Fabel aguardó a que llegara Vestergaard y a que se hubiera congregado el resto del equipo en el centro de operaciones.
—Muy bien. Tenemos una pista importante —dijo, dirigiéndose a todo el equipo—. Gracias a Anna, hemos descifrado el código que usaba Drescher en sus mensajes a la Valquiria. Los mensajes se limitaban a fijar el lugar y la hora de encuentro. Es un claro ejemplo de pensamiento institucional. Crearon su sistema de trabajo antes de la reunificación, con métodos de la Guerra Fría. Me figuro que Drescher no se sentía cómodo con las nuevas tecnologías; de lo contrario, podrían haber utilizado Internet o cuentas de correo anónimas. Aunque, por decirlo todo, tampoco hay pruebas de que no emplearan esos medios, además de los anuncios de la revista.
—¿Por qué hacer todo eso? —dijo Werner—. Al fin y al cabo, podrían haberse llamado por teléfono. Nadie conocía a Drescher y ella habría podido recurrir a un móvil imposible de rastrear.
—Pensamiento institucional, como digo.

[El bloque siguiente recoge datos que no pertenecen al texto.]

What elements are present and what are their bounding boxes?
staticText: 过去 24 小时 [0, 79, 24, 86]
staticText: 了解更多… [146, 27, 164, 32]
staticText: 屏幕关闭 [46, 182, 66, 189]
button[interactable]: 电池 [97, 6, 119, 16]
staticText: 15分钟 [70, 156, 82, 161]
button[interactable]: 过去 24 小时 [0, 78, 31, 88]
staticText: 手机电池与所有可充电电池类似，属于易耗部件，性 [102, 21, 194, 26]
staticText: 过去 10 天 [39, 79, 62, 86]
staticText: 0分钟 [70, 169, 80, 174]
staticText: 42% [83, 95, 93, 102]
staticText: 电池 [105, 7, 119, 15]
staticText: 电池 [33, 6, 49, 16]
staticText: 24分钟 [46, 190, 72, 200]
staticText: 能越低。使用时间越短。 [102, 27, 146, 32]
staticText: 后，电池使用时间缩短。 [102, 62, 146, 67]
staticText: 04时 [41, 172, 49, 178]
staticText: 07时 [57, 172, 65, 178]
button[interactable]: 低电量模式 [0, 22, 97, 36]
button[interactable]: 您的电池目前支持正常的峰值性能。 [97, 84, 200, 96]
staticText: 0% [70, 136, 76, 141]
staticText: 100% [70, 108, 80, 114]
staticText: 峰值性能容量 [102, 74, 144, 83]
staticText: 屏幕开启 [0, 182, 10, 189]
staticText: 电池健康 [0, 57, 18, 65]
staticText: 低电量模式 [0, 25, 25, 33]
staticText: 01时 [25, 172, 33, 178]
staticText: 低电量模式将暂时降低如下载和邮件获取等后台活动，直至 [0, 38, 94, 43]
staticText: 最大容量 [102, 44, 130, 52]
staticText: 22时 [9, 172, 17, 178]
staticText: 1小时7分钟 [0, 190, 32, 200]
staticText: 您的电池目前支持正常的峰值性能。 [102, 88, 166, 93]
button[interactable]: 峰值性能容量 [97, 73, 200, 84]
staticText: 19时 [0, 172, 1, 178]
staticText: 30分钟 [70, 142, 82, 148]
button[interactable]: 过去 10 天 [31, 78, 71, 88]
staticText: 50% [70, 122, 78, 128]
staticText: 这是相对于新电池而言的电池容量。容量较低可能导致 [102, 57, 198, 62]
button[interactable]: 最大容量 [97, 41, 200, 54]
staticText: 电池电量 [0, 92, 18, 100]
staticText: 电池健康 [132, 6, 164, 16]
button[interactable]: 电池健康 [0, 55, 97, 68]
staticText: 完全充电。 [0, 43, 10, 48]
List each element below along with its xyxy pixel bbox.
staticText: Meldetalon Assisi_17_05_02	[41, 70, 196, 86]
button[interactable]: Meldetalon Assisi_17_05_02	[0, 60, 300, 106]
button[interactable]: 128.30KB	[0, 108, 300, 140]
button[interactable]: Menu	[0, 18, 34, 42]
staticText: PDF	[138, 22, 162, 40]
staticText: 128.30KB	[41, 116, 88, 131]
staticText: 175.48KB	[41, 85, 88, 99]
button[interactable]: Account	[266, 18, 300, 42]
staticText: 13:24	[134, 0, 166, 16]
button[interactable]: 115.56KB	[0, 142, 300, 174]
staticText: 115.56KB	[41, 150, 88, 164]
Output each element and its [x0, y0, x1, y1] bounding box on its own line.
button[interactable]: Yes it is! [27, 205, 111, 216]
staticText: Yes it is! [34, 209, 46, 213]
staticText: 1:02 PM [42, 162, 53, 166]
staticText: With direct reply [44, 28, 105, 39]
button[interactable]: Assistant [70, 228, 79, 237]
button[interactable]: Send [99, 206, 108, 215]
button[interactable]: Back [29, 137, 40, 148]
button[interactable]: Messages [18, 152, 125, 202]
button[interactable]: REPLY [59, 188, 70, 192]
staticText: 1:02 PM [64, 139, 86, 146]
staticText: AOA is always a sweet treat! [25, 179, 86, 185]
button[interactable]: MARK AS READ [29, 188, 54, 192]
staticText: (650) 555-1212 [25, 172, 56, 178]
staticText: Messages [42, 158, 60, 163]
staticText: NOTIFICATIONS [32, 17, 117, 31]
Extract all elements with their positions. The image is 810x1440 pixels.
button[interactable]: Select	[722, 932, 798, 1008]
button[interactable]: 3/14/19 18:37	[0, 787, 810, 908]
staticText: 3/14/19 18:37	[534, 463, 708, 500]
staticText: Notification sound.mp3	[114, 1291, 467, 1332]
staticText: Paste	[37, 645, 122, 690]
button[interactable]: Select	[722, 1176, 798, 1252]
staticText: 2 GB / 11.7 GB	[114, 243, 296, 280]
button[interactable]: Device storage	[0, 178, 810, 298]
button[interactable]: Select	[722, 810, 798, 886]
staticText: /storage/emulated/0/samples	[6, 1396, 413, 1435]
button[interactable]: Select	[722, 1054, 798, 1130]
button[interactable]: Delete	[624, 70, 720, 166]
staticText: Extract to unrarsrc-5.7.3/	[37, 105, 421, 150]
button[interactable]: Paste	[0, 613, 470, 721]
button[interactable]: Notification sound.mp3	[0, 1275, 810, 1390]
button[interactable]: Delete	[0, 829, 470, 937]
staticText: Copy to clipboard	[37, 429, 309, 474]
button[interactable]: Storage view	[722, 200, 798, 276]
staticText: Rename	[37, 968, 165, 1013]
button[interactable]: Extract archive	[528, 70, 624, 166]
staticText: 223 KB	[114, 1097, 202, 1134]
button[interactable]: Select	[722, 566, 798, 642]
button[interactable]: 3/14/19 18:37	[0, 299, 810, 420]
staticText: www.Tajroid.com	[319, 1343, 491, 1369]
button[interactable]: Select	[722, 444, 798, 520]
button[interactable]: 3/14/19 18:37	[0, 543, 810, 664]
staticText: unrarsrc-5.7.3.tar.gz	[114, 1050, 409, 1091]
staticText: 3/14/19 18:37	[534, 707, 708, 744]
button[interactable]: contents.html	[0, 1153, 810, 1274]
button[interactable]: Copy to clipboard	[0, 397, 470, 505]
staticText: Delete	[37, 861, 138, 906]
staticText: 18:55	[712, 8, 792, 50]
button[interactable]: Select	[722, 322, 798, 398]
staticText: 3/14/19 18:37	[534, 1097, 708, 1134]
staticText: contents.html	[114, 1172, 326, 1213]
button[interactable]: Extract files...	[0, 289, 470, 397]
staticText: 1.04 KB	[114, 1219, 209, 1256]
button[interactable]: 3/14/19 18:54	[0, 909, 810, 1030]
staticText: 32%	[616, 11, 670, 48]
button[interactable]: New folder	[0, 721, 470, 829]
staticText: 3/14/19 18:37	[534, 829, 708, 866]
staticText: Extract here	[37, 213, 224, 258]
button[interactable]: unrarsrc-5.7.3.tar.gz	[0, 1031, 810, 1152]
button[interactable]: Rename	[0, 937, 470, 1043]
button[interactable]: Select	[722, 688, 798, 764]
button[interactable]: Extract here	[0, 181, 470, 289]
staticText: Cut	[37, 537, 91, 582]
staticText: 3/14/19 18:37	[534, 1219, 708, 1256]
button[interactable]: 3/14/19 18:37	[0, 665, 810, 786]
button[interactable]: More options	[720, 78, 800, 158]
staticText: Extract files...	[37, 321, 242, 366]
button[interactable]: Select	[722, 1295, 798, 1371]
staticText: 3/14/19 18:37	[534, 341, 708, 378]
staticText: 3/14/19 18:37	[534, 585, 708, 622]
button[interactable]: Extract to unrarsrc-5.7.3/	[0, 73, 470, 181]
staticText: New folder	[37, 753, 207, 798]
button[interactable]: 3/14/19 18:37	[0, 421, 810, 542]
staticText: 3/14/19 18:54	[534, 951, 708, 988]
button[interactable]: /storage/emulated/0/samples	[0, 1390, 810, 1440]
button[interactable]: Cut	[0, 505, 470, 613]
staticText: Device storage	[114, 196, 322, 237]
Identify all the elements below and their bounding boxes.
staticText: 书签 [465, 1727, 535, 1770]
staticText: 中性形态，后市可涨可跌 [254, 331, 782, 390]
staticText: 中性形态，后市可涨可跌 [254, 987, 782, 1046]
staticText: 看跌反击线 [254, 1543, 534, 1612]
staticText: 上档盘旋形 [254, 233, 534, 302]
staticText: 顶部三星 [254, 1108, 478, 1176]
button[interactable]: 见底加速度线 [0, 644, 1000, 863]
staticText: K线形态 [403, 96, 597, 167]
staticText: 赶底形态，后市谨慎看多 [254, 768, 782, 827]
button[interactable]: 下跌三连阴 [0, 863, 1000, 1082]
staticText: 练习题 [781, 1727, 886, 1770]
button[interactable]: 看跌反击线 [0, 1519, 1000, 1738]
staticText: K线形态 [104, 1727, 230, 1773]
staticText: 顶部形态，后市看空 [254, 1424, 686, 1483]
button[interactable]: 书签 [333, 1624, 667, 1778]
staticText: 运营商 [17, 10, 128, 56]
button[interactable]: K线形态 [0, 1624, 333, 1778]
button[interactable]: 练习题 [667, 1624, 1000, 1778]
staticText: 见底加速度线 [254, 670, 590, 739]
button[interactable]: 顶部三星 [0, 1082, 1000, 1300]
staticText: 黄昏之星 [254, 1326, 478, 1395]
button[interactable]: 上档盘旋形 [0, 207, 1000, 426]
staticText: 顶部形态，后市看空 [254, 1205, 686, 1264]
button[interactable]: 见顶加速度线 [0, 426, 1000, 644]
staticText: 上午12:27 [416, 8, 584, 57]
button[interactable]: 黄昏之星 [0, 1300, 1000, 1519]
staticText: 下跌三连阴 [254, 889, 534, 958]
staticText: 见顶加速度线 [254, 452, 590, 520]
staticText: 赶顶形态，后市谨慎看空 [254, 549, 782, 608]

Drescher estaba en la misma ciudad que la Valquiria, pero toda su relación había sido pensada para desarrollarse a larga distancia, porque la Valquiria trabajaría por su cuenta la mayor parte del tiempo. Al establecerse en Hamburgo tras la reunificación, mantuvieron su antiguo sistema de trabajo. Falta de flexibilidad, supongo.
Mientras hablaba, Fabel vio que Astrid Bremer, la subdirectora del equipo forense, había entrado en el centro de coordinación y se había quedado de pie al fondo.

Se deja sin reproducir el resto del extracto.